Mowie Maui Chicken Recipe - Cooking Index
4 | Boneless skinless chicken breast halves - cut into 1" cubes | |
2 1/2 cups | 592ml | Low-sodium reduced-fat chicken broth |
1 | Pineapple tidbits in juice - (14 oz) - undrained | |
1 1/2 cups | 240g / 8.5oz | Uncooked long-grain rice |
3/4 cup | 82g / 2.9oz | Finely-chopped carrots |
1/2 cup | 73g / 2.6oz | Chopped sweet red peppers and green |
Peppers | ||
1/3 cup | 78ml | Ketchup |
2 tablespoons | 30ml | Brown sugar |
2 tablespoons | 30ml | Reduced-sodium soya sauce |
2 tablespoons | 30ml | White vinegar |
2 | Garlic cloves - minced | |
3/4 cup | 46g / 1.6oz | Chopped green onions |
Spray a large saucepan with non stick spray. Add chicken. Cook over medium-high until no longer pink.

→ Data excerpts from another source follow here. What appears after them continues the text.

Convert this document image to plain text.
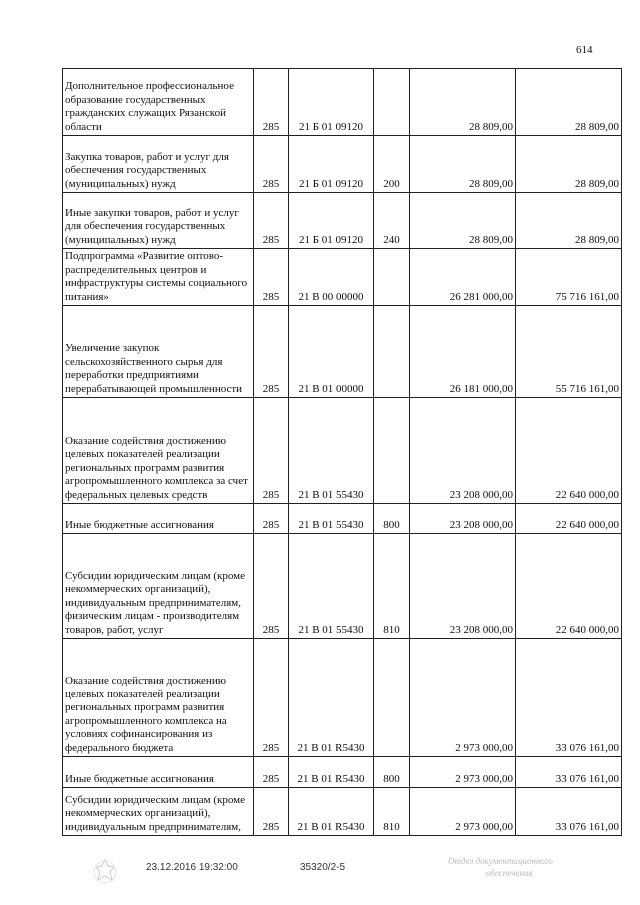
614
Дополнительное профессиональное образование государственных гражданских служащих Рязанской области	285	21 Б 01 09120		28 809,00	28 809,00
Закупка товаров, работ и услуг для обеспечения государственных (муниципальных) нужд	285	21 Б 01 09120	200	28 809,00	28 809,00
Иные закупки товаров, работ и услуг для обеспечения государственных (муниципальных) нужд	285	21 Б 01 09120	240	28 809,00	28 809,00
Подпрограмма «Развитие оптово-распределительных центров и инфраструктуры системы социального питания»	285	21 В 00 00000		26 281 000,00	75 716 161,00
Увеличение закупок сельскохозяйственного сырья для переработки предприятиями перерабатывающей промышленности	285	21 В 01 00000		26 181 000,00	55 716 161,00
Оказание содействия достижению целевых показателей реализации региональных программ развития агропромышленного комплекса за счет федеральных целевых средств	285	21 В 01 55430		23 208 000,00	22 640 000,00
Иные бюджетные ассигнования	285	21 В 01 55430	800	23 208 000,00	22 640 000,00
Субсидии юридическим лицам (кроме некоммерческих организаций), индивидуальным предпринимателям, физическим лицам - производителям товаров, работ, услуг	285	21 В 01 55430	810	23 208 000,00	22 640 000,00
Оказание содействия достижению целевых показателей реализации региональных программ развития агропромышленного комплекса на условиях софинансирования из федерального бюджета	285	21 В 01 R5430		2 973 000,00	33 076 161,00
Иные бюджетные ассигнования	285	21 В 01 R5430	800	2 973 000,00	33 076 161,00
Субсидии юридическим лицам (кроме некоммерческих организаций), индивидуальным предпринимателям,	285	21 В 01 R5430	810	2 973 000,00	33 076 161,00
23.12.2016 19:32:00	35320/2-5
Отдел документационного
обеспечения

Add remaining ingredients,except green onions. Bring to a boil. Reduce heat to medium-low. Cover and simmer for 25 minutes, until rice is tender. Stir occasionally.

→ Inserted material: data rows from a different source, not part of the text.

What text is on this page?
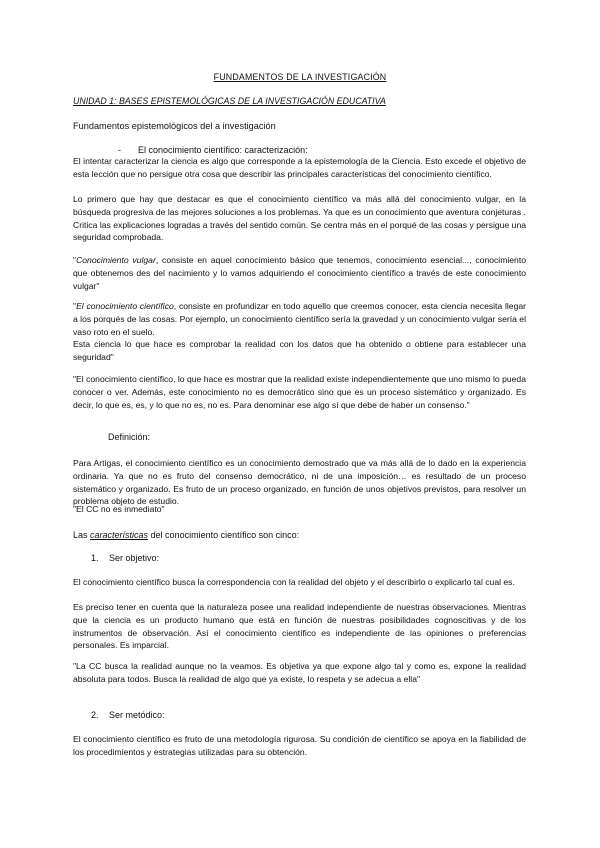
FUNDAMENTOS DE LA INVESTIGACIÓN
UNIDAD 1: BASES EPISTEMOLÓGICAS DE LA INVESTIGACIÓN EDUCATIVA
Fundamentos epistemológicos del a investigación
- El conocimiento científico: caracterización:

El intentar caracterizar la ciencia es algo que corresponde a la epistemología de la Ciencia. Esto excede el objetivo de esta lección que no persigue otra cosa que describir las principales características del conocimiento científico.

Lo primero que hay que destacar es que el conocimiento científico va más allá del conocimiento vulgar, en la búsqueda progresiva de las mejores soluciones a los problemas. Ya que es un conocimiento que aventura conjeturas . Critica las explicaciones logradas a través del sentido común. Se centra más en el porqué de las cosas y persigue una seguridad comprobada.

"Conocimiento vulgar, consiste en aquel conocimiento básico que tenemos, conocimiento esencial..., conocimiento que obtenemos des del nacimiento y lo vamos adquiriendo el conocimiento científico a través de este conocimiento vulgar"

"El conocimiento científico, consiste en profundizar en todo aquello que creemos conocer, esta ciencia necesita llegar a los porqués de las cosas. Por ejemplo, un conocimiento científico sería la gravedad y un conocimiento vulgar sería el vaso roto en el suelo.

Esta ciencia lo que hace es comprobar la realidad con los datos que ha obtenido o obtiene para establecer una seguridad"

"El conocimiento científico, lo que hace es mostrar que la realidad existe independientemente que uno mismo lo pueda conocer o ver. Además, este conocimiento no es democrático sino que es un proceso sistemático y organizado. Es decir, lo que es, es, y lo que no es, no es. Para denominar ese algo sí que debe de haber un consenso."

Definición:

Para Artigas, el conocimiento científico es un conocimiento demostrado que va más allá de lo dado en la experiencia ordinaria. Ya que no es fruto del consenso democrático, ni de una imposición… es resultado de un proceso sistemático y organizado. Es fruto de un proceso organizado, en función de unos objetivos previstos, para resolver un problema objeto de estudio.

"El CC no es inmediato"

Las características del conocimiento científico son cinco:

1. Ser objetivo:

El conocimiento científico busca la correspondencia con la realidad del objeto y el describirlo o explicarlo tal cual es.

Es preciso tener en cuenta que la naturaleza posee una realidad independiente de nuestras observaciones. Mientras que la ciencia es un producto humano que está en función de nuestras posibilidades cognoscitivas y de los instrumentos de observación. Así el conocimiento científico es independiente de las opiniones o preferencias personales. Es imparcial.

"La CC busca la realidad aunque no la veamos. Es objetiva ya que expone algo tal y como es, expone la realidad absoluta para todos. Busca la realidad de algo que ya existe, lo respeta y se adecua a ella"

2. Ser metódico:

El conocimiento científico es fruto de una metodología rigurosa. Su condición de científico se apoya en la fiabilidad de los procedimientos y estrategias utilizadas para su obtención.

Alternately, place rice in crockpot top with the seared chicken. Add the remaining ingredients, except green onions. Cover and cook on LOW for 6 to 8 hours or HIGH for 2 1/4 to 3 hours, until rice is tender.
Stir in green onions during last 5 minutes. Serve immediately.
This recipe yields 4 servings (generous portions).